Written in a grand heroic alliterative split-line couplet style, the poem tells how Beowulf, a Geat hero of royal descent, sails to help Danish King Hrothgar deal with two monsters (Plate 20), Grendel and his mother. Having succeeded, he sails back to his home somewhere in southern Sweden and is acclaimed by Hygelac, King of the Geats, whom he helps in wars with the Swedes, eventually succeeding him as King. Beowulf kills one more dragon in his old age, dying of his wounds afterwards. The dragon had been guarding an ancient treasure buried in a mound. Beowulf himself is buried in a mound with great pomp.
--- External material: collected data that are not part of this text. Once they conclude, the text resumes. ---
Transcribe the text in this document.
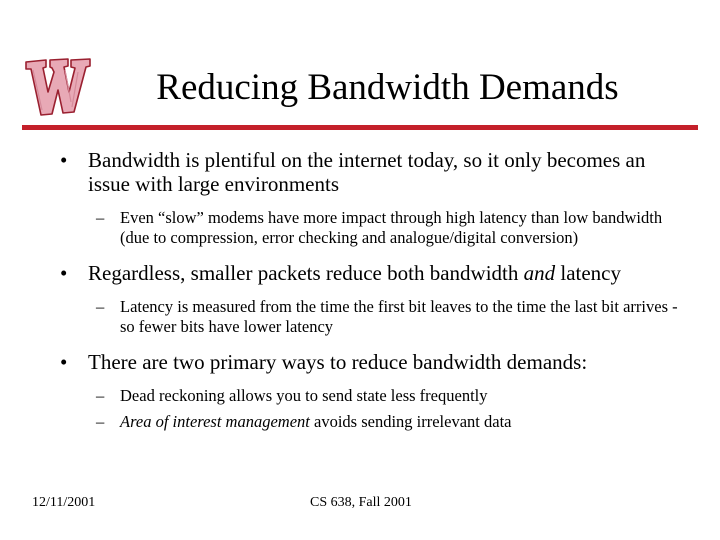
Reducing Bandwidth Demands

• Bandwidth is plentiful on the internet today, so it only becomes an issue with large environments

– Even “slow” modems have more impact through high latency than low bandwidth (due to compression, error checking and analogue/digital conversion)

• Regardless, smaller packets reduce both bandwidth and latency

– Latency is measured from the time the first bit leaves to the time the last bit arrives - so fewer bits have lower latency

• There are two primary ways to reduce bandwidth demands:

– Dead reckoning allows you to send state less frequently

– Area of interest management avoids sending irrelevant data

12/11/2001	CS 638, Fall 2001
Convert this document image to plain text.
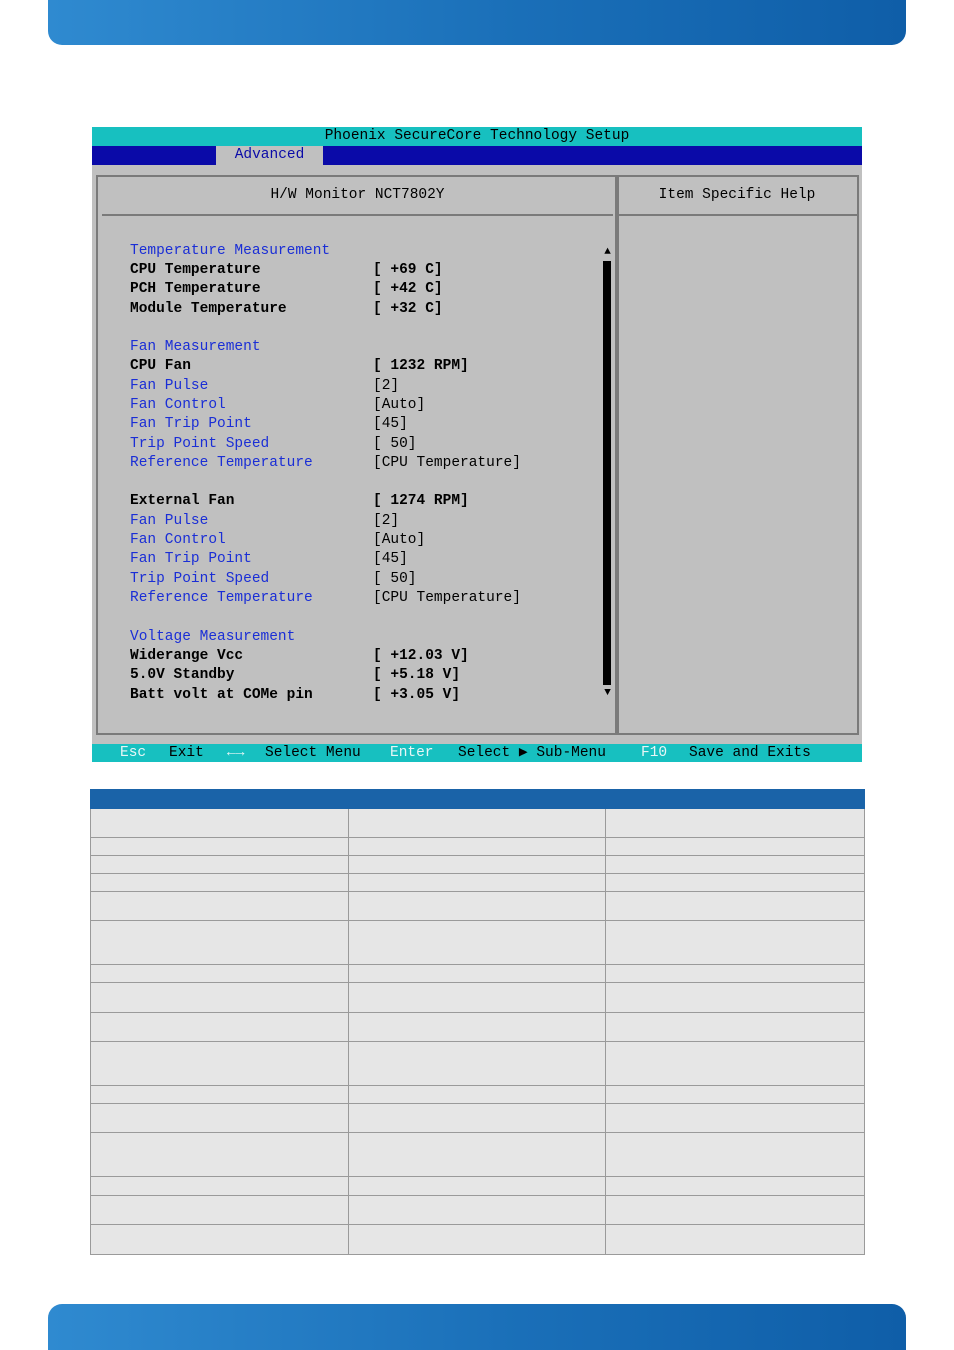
Phoenix SecureCore Technology Setup
Advanced
H/W Monitor NCT7802Y	Item Specific Help
Temperature Measurement
CPU Temperature	[ +69 C]
PCH Temperature	[ +42 C]
Module Temperature	[ +32 C]
Fan Measurement
CPU Fan	[ 1232 RPM]
Fan Pulse	[2]
Fan Control	[Auto]
Fan Trip Point	[45]
Trip Point Speed	[ 50]
Reference Temperature	[CPU Temperature]
External Fan	[ 1274 RPM]
Fan Pulse	[2]
Fan Control	[Auto]
Fan Trip Point	[45]
Trip Point Speed	[ 50]
Reference Temperature	[CPU Temperature]
Voltage Measurement
Widerange Vcc	[ +12.03 V]
5.0V Standby	[ +5.18 V]
Batt volt at COMe pin	[ +3.05 V]
▲
▼
Esc Exit ←→ Select Menu Enter Select ▶ Sub-Menu F10 Save and Exits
As mentioned, the Scandinavian genealogy described in
Beowulf
, both Swedish and Danish, is extensively corroborated in the Danish History. Hrothgar, King of the Danes, may have lived in the fifth century.
13
One key Geat character in
Beowulf
, namely his lord Hygelac, is mentioned in many independent historical sources, and we can even read of the date of his
disastrous raid on the Frisians, in 521.
14
Beowulf himself has a more shadowy provenance in other sources. However, if we are looking for an answer to the common question of the heroic relevance of Beowulf, from southern Sweden, to the English rulers’ sense of identity, there is a clue in the Winchester MS, the oldest version of the
Anglo-Saxon Chronicle
. Here it states that five generations before Woden, the ultimate ancestor of English Kings, was Geata from eastern Sweden.
15

Another king-list argument can be made to link England with southern Sweden and possibly with Beowulf. The name of one of the East Anglian kings, Wuffa, appears as a stem in several place-names of the region and in the name of the royal family of East Anglia, known as the Wuffingas. Bede tells us that ‘King Redwald was … son of Tytilus, whose father was Uuffa, from whom the kings of the East Angles are called Uuffings.’
16
Wuffa ruled from around 570. The Wuffingas may have been an offshoot of the Scylfings, the royal house of Uppsala.
17

Sam Newton, East Anglian scholar, author and enthusiast, has taken this link much further and argues that:

 

Wuffa
seems best explained as a diminutive of
Wulf
… The patronymic
Wuffingas
seems to be a variant of
Wulfingas
or
Wylfingas
… meaning children of the wolf … The Wuffings, in other words, may have been descended from the Wulfings … given the possibility that the East Anglian Wuffings may have been descended from the Wulfings,
Beowulf
’s Queen Wealhþeow may have been regarded as a Wuffing ancestor.
18

 

I have done Dr Newton a disservice in condensing his convincing and lucid text, which contains numerous parallel lines of textual, place-name and archaeological evidence that link the kings of
East Anglia with southern Sweden. He reveals such a tide of corroborative material in
Beowulf
that it is tempting to search further afield for allusions to the Wulfingas, such as Gildas’ comment on the Saxons sending for reinforcements: ‘Their mother-land, finding her first brood thus successful, sends forth a larger company of her wolfish offspring, which sailing over, join themselves to their bastard-born comrades.’
19
But then Gildas was talking about Saxons, not Angles, and had already described the first ones as lion cubs in the same chapter, and who knows – if he had heard of crocodiles, he would probably have called them spawn of crocodiles too.